Notes: Purified homogenous glutamic acid decarboxylase (GAD) from mouse brain and rabbit antiserum prepared to partially purified GAD gave only one sharp precipitin band in the Ouchterlony double diffusion test. GAD activity was inhibited partially by incubating with the antiserum. The maximal extent of inhibition was approximately 50 per cent. In the presence of antiserum all enzyme activity could be precipitated. The precipitates formed by GAD and antiserum had about 50 per cent of the enzyme activity and the Km values for both glutamic acid and pyridoxal phosphate were significantly higher than those of the control system. Pyridoxal phosphate protected GAD from inhibition only slightly, even at very high concentrations. The results suggest that the antibodies may not react with the catalytic site, but rather that the inhibition of enzyme activity is attributable to indirect effects.
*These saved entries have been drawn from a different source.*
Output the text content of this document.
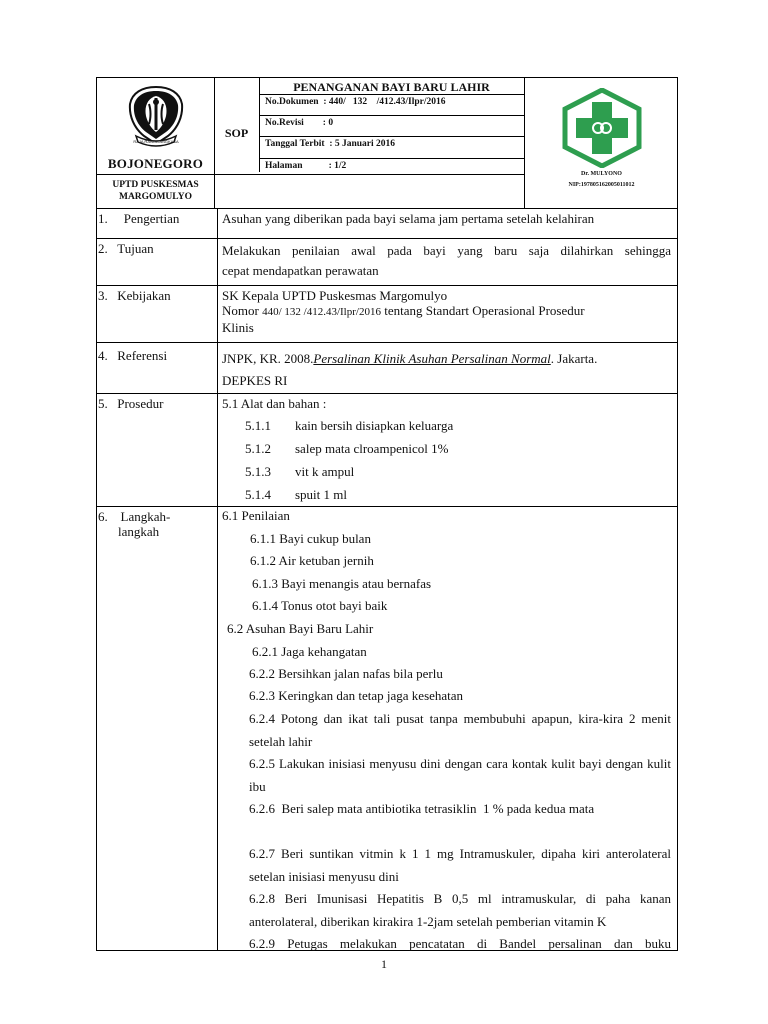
RAJA RANGA ANGKASA
BOJONEGORO
UPTD PUSKESMAS
MARGOMULYO
SOP
PENANGANAN BAYI BARU LAHIR
No.Dokumen  : 440/   132    /412.43/Ilpr/2016
No.Revisi        : 0
Tanggal Terbit  : 5 Januari 2016
Halaman           : 1/2
Dr. MULYONO
NIP:197805162005011012
1. Pengertian	Asuhan yang diberikan pada bayi selama jam pertama setelah kelahiran
2. Tujuan	Melakukan penilaian awal pada bayi yang baru saja dilahirkan sehingga
cepat mendapatkan perawatan
3. Kebijakan	SK Kepala UPTD Puskesmas Margomulyo
Nomor 440/ 132 /412.43/Ilpr/2016 tentang Standart Operasional Prosedur
Klinis
4. Referensi	JNPK, KR. 2008.Persalinan Klinik Asuhan Persalinan Normal. Jakarta.
DEPKES RI
5. Prosedur	5.1 Alat dan bahan :
5.1.1 kain bersih disiapkan keluarga
5.1.2 salep mata clroampenicol 1%
5.1.3 vit k ampul
5.1.4 spuit 1 ml
6. Langkah-
langkah
6.1 Penilaian
6.1.1 Bayi cukup bulan
6.1.2 Air ketuban jernih
6.1.3 Bayi menangis atau bernafas
6.1.4 Tonus otot bayi baik
6.2 Asuhan Bayi Baru Lahir
6.2.1 Jaga kehangatan
6.2.2 Bersihkan jalan nafas bila perlu
6.2.3 Keringkan dan tetap jaga kesehatan
6.2.4 Potong dan ikat tali pusat tanpa membubuhi apapun, kira-kira 2 menit
setelah lahir
6.2.5 Lakukan inisiasi menyusu dini dengan cara kontak kulit bayi dengan kulit
ibu
6.2.6  Beri salep mata antibiotika tetrasiklin  1 % pada kedua mata
6.2.7 Beri suntikan vitmin k 1 1 mg Intramuskuler, dipaha kiri anterolateral
setelan inisiasi menyusu dini
6.2.8 Beri Imunisasi Hepatitis B 0,5 ml intramuskular, di paha kanan
anterolateral, diberikan kirakira 1-2jam setelah pemberian vitamin K
6.2.9 Petugas melakukan pencatatan di Bandel persalinan dan buku
1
Notes: Electrophoretically and ultracentrifugally homogeneous glutamic acid decarboxylase purified from mouse brain showed multiple protein bands after electrophoresis in SDS polyacrylamide gel. The positions and intensities of the multiple bands were constant despite different treatments of the enzyme with various concentrations of SDS, β-mercaptoethanol, and urea at different temperatures. The major band had an apparent molecular weight of approximately 60,000 daltons and there were three minor bands of molecular weights, about 120,000, 90,000, and 75,000 daltons, respectively. The molecular weights of almost all bands were approximately integral multiples of 15,000. The possible subunit structure of this enzyme has been discussed in the light of the latter data and data previously reported from ultracentrifugation and gel filtration studies. We suggest that this enzyme may be a hexamer consisting of 15,000-dalton sub-units and that dissociation of these sub-units in SDS is accompanied by reassociation into a variety of aggregates, the probability of whose formation is determined by structural features that are more important than the differences encountered under the environmental conditions employed in these studies.